The doctor and I went upstairs; and while he was with Sally I changed into proper clothes; and then I waited outside the door for him to come out and tell me the worst. After a long time he came. He looked very solemn, and closed the door behind him.
"What _is_ it?" I said, and I think my voice shook like a leaf.
"Sam," he said gravely, "Sally is by way of cutting her first wisdom tooth."
"Good Lord!" I said, "is that all?"
"It's enough," said the doctor, "because it isn't a _tooth_."
"Oh!" I said, "oh! What ought I to do?"
"Why," said he, "I'd go in, and tell her how glad you are, and maybe laugh at her a little bit, and make much of her."
But I couldn't laugh at Sally, because she was crying.
I took her in my arms and made much of her, and asked her why she was crying, and she said she was crying because she was glad.

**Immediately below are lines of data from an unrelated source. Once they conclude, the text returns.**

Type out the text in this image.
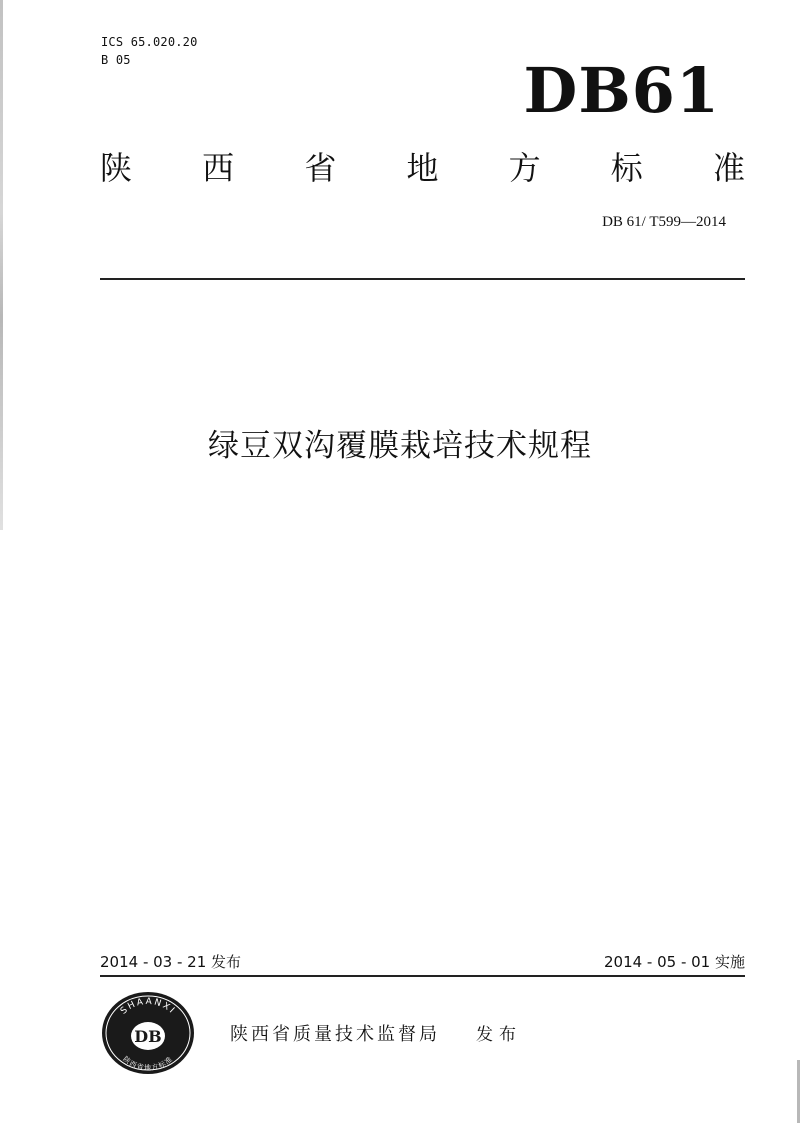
ICS 65.020.20
B 05	DB61
陕 西 省 地 方 标 准
DB 61/ T599—2014
绿豆双沟覆膜栽培技术规程
2014 - 03 - 21 发布	2014 - 05 - 01 实施
SHAANXI
陕西省地方标准
DB	陕西省质量技术监督局 发布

When the doctor had returned to Stepping-Stone, he got the _Hobo's_ captain on the telephone and told him from me to bring the _Hobo_ back to Idle Island at once. She came about six, just as the tide was getting high, and she brought rescue to the men on the float, and, better than rescue, she brought the evening papers.
There had been a big day on Wall Street; one of the biggest in its history. And the men whom we had kept from going to business had made, among them, hundreds of thousands of dollars, just by sitting still. But they were ungrateful, especially Billoo. He complained bitterly, and said that he would have made three times as much money if he had been _on the spot_.
* * * * *
When the men paid the bets that they had lost to me, I turned the money over to my father's secretary and told him to deposit it as a special account.
"What shall I call the account?" he asked.
"Call it," I said, "the account of W. Tooth."